Can I use Copilot for M365 without an E5 license?

Yes. Copilot works on M365 E3, E5, Office 365 E3, E5, and M365 Business Standard/Premium plans. There’s no minimum seat requirement since January 2024. The SMB tier at $21/user/month is available for organisations with 300 users or fewer.

Is Microsoft Copilot better than ChatGPT for business?

It depends on the use case. Copilot wins on tenant data integration, compliance audit trails, and sensitivity label awareness. ChatGPT often produces better creative output and costs less. If your data governance isn’t mature, ChatGPT may actually be the safer starting point because it doesn’t automatically access your organisation’s files.

What do I need to set up before deploying Copilot?

At minimum: audit and remediate SharePoint permissions, deploy sensitivity labels on sensitive content, configure DLP policies for the Copilot location, enable DSPM for AI in Microsoft Purview, and enable audit logging.
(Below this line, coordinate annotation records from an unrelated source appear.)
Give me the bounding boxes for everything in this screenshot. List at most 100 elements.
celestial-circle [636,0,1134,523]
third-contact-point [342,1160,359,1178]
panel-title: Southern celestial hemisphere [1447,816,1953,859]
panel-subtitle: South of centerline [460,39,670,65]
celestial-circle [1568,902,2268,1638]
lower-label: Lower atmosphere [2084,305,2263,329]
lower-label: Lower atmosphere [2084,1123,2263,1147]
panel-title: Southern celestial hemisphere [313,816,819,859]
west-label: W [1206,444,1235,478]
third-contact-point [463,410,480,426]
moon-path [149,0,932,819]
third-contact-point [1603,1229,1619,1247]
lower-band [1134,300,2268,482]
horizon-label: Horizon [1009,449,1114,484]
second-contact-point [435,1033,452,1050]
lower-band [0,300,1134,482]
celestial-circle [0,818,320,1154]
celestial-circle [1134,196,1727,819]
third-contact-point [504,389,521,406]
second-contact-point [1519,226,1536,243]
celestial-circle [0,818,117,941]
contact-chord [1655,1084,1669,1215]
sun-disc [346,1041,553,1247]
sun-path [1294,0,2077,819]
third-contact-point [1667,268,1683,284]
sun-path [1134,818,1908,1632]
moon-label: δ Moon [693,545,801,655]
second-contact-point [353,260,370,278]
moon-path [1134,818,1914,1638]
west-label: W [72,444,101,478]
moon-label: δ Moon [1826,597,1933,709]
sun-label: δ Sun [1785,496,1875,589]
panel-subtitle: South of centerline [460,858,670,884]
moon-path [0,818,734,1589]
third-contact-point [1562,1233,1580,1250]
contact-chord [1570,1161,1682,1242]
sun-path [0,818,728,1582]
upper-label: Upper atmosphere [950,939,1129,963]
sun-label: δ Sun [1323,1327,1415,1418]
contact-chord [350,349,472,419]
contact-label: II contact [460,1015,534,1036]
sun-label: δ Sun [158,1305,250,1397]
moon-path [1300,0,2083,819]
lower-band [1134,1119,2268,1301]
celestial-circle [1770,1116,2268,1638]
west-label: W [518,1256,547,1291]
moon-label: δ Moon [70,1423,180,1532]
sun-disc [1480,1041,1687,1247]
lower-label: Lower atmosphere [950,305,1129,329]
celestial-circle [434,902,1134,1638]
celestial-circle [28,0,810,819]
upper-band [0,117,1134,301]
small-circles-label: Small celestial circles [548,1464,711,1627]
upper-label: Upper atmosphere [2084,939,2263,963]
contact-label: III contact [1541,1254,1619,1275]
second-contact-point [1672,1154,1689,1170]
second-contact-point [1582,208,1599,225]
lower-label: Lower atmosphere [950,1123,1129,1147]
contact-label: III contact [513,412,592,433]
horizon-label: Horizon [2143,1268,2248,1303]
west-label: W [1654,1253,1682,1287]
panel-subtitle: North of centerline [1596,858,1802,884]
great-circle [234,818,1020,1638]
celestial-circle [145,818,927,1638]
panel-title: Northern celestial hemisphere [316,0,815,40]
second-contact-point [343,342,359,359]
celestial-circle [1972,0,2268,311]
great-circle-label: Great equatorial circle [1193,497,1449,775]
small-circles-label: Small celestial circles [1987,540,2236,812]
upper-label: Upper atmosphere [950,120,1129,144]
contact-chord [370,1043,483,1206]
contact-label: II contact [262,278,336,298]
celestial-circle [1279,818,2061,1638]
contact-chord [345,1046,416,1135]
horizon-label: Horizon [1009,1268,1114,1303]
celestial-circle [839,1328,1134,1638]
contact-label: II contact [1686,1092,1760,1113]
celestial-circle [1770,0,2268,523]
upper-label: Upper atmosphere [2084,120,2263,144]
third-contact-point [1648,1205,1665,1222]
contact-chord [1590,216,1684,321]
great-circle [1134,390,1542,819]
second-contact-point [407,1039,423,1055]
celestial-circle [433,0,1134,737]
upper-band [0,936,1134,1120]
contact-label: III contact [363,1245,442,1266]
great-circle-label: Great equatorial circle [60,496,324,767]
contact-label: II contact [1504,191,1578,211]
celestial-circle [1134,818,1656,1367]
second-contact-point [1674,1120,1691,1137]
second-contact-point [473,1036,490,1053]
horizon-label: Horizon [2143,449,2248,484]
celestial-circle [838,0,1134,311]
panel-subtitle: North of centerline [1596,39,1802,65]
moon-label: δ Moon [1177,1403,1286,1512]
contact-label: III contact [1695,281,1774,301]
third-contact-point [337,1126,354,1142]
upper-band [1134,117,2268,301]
Microsoft’s own oversharing blueprint walks through this.

How many organisations have actually adopted Copilot for M365?

As of mid-2025, approximately 8 million users out of 440 million M365 subscribers have Copilot licenses — about 1.81%. In a CNBC survey, 50% of enterprise technology leaders couldn’t determine if Copilot was worth $30/month after one year of use. Adoption has been slower than Microsoft projected.

What are Copilot Credits and do they cost extra?

Yes. Autonomous agents in Copilot run on Copilot Credits (pay-as-you-go, 25 credits per trigger). This is separate from the flat per-user license fee and can scale unpredictably. Set governance around trigger conditions before enabling agents.